Earlier this month, the U.S. Food and Drug Administration announced its intention to require hospitals to use an electronic prescription program in conjunction with a bar code system to make sure patients get the right medicine at the right dose.

Eventually, electronic prescription writing will become common at physicians' offices, said Michael R. Cohen, president of the Institute for Safe Medication Practices, a nonprofit organization based in Huntingdon Valley, Pa.

"Anything that makes a physician's job easier rather than more difficult is going to take off," he said. "They want to certainly reduce any risk of a patient getting hurt."

Cohen, a pharmacist, said fewer than 5 percent of physicians now use electronic prescription-writing programs, so the potential customer base is huge. As a result, there are several companies looking to tap that market.

Forman acknowledges there is a lot of competition.

With a few keystrokes, the ScriptSure system allows physicians to write and print a prescription from a database of more than 1,300 drugs. The system checks for potential problems, such as allergies to the prescribed drug or interactions with another drug the patient takes. It also allows the doctor to keep a record of the patient visit for his medical charts.

All of these things can be done in a few seconds, instead of a few minutes.
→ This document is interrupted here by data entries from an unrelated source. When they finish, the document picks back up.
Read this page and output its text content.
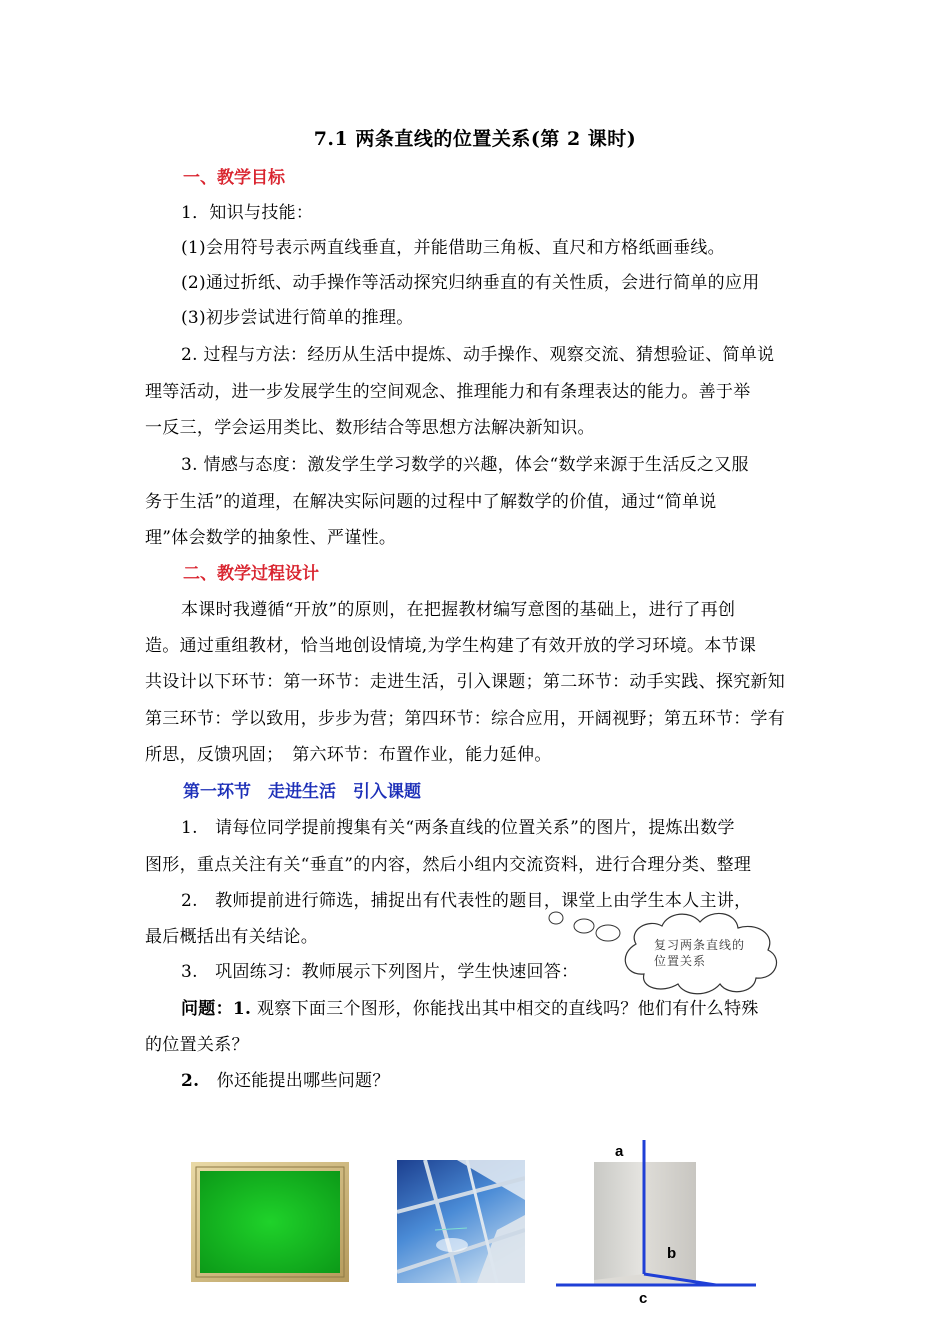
7.1 两条直线的位置关系(第 2 课时)
一、教学目标
1．知识与技能：
(1)会用符号表示两直线垂直，并能借助三角板、直尺和方格纸画垂线。
(2)通过折纸、动手操作等活动探究归纳垂直的有关性质，会进行简单的应用
(3)初步尝试进行简单的推理。
2. 过程与方法：经历从生活中提炼、动手操作、观察交流、猜想验证、简单说
理等活动，进一步发展学生的空间观念、推理能力和有条理表达的能力。善于举
一反三，学会运用类比、数形结合等思想方法解决新知识。
3. 情感与态度：激发学生学习数学的兴趣，体会“数学来源于生活反之又服
务于生活”的道理，在解决实际问题的过程中了解数学的价值，通过“简单说
理”体会数学的抽象性、严谨性。
二、教学过程设计
本课时我遵循“开放”的原则，在把握教材编写意图的基础上，进行了再创
造。通过重组教材，恰当地创设情境,为学生构建了有效开放的学习环境。本节课
共设计以下环节：第一环节：走进生活，引入课题；第二环节：动手实践、探究新知
第三环节：学以致用，步步为营；第四环节：综合应用，开阔视野；第五环节：学有
所思，反馈巩固；　第六环节：布置作业，能力延伸。
第一环节　走进生活　引入课题
1.　请每位同学提前搜集有关“两条直线的位置关系”的图片，提炼出数学
图形，重点关注有关“垂直”的内容，然后小组内交流资料，进行合理分类、整理
2.　教师提前进行筛选，捕捉出有代表性的题目，课堂上由学生本人主讲，
最后概括出有关结论。
3.　巩固练习：教师展示下列图片，学生快速回答：
问题：1. 观察下面三个图形，你能找出其中相交的直线吗？他们有什么特殊
的位置关系？
2.　你还能提出哪些问题？
复习两条直线的位置关系
a
b
c
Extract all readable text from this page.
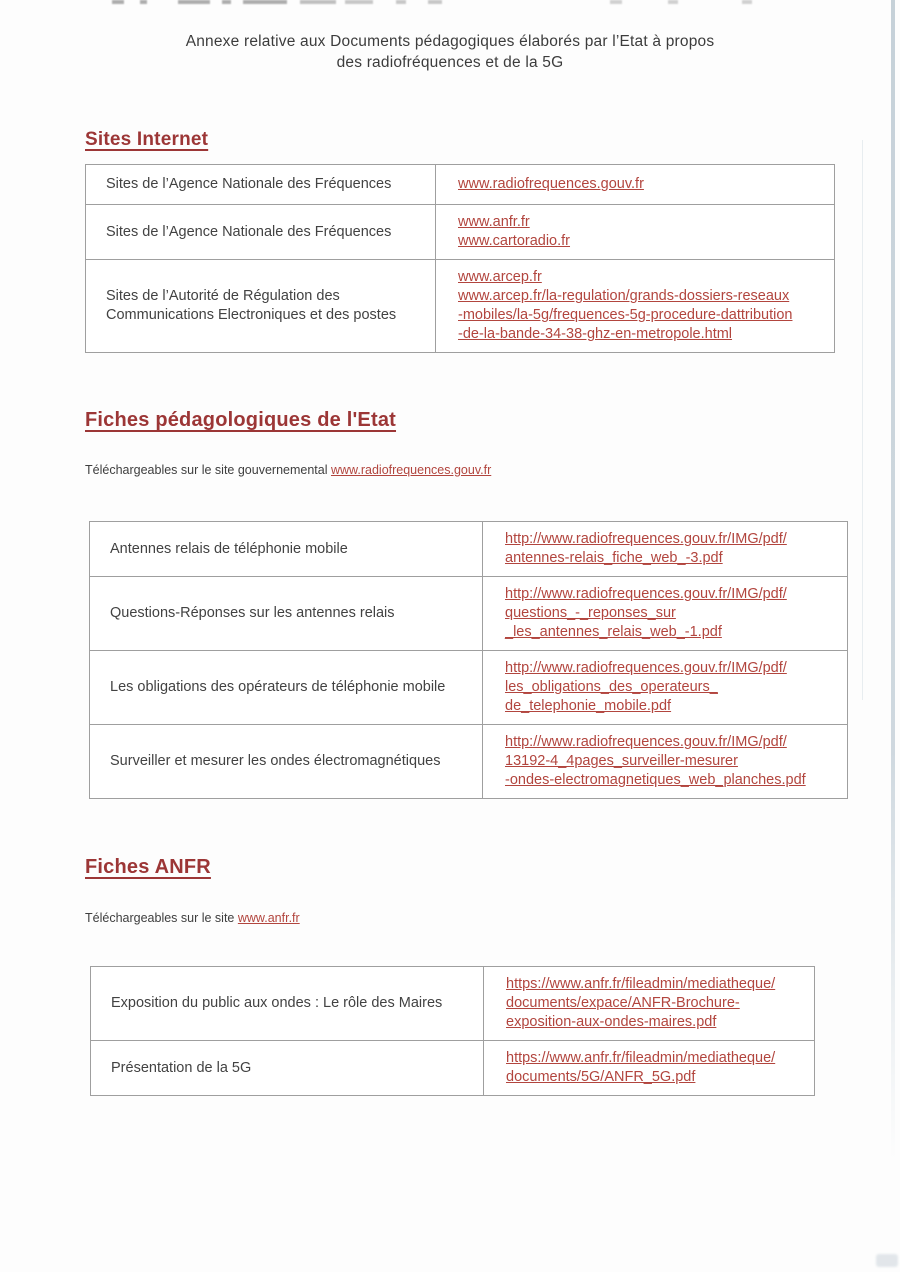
Annexe relative aux Documents pédagogiques élaborés par l’Etat à propos
des radiofréquences et de la 5G
Sites Internet
Sites de l’Agence Nationale des Fréquences	www.radiofrequences.gouv.fr
Sites de l’Agence Nationale des Fréquences
www.anfr.fr
www.cartoradio.fr
Sites de l’Autorité de Régulation des Communications Electroniques et des postes
www.arcep.fr
www.arcep.fr/la-regulation/grands-dossiers-reseaux
-mobiles/la-5g/frequences-5g-procedure-dattribution
-de-la-bande-34-38-ghz-en-metropole.html
Fiches pédagologiques de l'Etat

Téléchargeables sur le site gouvernemental www.radiofrequences.gouv.fr

Antennes relais de téléphonie mobile
http://www.radiofrequences.gouv.fr/IMG/pdf/
antennes-relais_fiche_web_-3.pdf
Questions-Réponses sur les antennes relais
http://www.radiofrequences.gouv.fr/IMG/pdf/
questions_-_reponses_sur
_les_antennes_relais_web_-1.pdf
Les obligations des opérateurs de téléphonie mobile
http://www.radiofrequences.gouv.fr/IMG/pdf/
les_obligations_des_operateurs_
de_telephonie_mobile.pdf
Surveiller et mesurer les ondes électromagnétiques
http://www.radiofrequences.gouv.fr/IMG/pdf/
13192-4_4pages_surveiller-mesurer
-ondes-electromagnetiques_web_planches.pdf
Fiches ANFR

Téléchargeables sur le site www.anfr.fr

Exposition du public aux ondes : Le rôle des Maires
https://www.anfr.fr/fileadmin/mediatheque/
documents/expace/ANFR-Brochure-
exposition-aux-ondes-maires.pdf
Présentation de la 5G
https://www.anfr.fr/fileadmin/mediatheque/
documents/5G/ANFR_5G.pdf
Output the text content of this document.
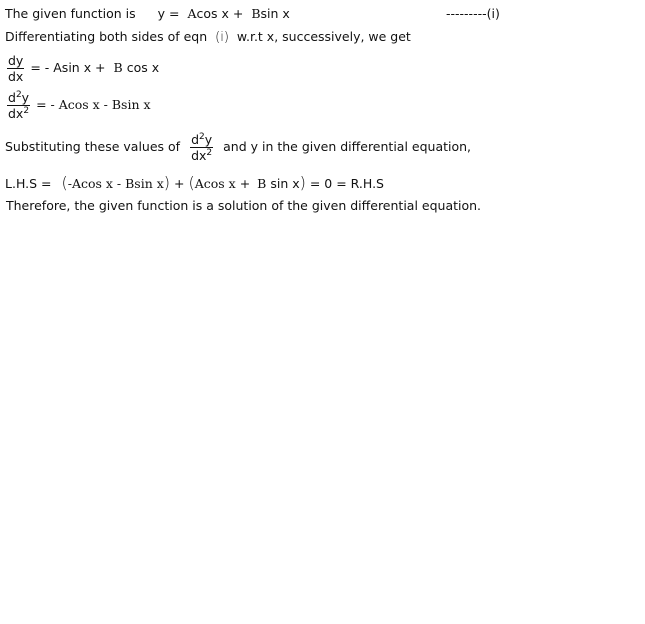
The given function is y = Acos x + Bsin x	---------(i)
Differentiating both sides of eqn (i) w.r.t x, successively, we get
$\frac{dy}{dx}$ = - Asin x + B cos x
$\frac{d^2y}{dx^2}$ = - Acos x - Bsin x
Substituting these values of $\frac{d^2y}{dx^2}$ and y in the given differential equation,
L.H.S = (-Acos x - Bsin x) + (Acos x + B sin x) = 0 = R.H.S
Therefore, the given function is a solution of the given differential equation.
Over the course of a day, Forman said, those saved minutes can add up to valuable time with patients.

The other major advantage to electronically generated prescriptions is increased safety, Forman said. The system eliminates prescription errors created as a result of illegible handwriting by the doctor.

Reducing errors is important not only for the obvious patient-safety reasons; it also reduces the chances of medical malpractice litigation - something doctors frequently cite as a major cause of rising health care costs.

"That's a big issue," said Forman's son, Adam, an attorney who works for daw Systems. "It helps protect the doctor in a lot of ways."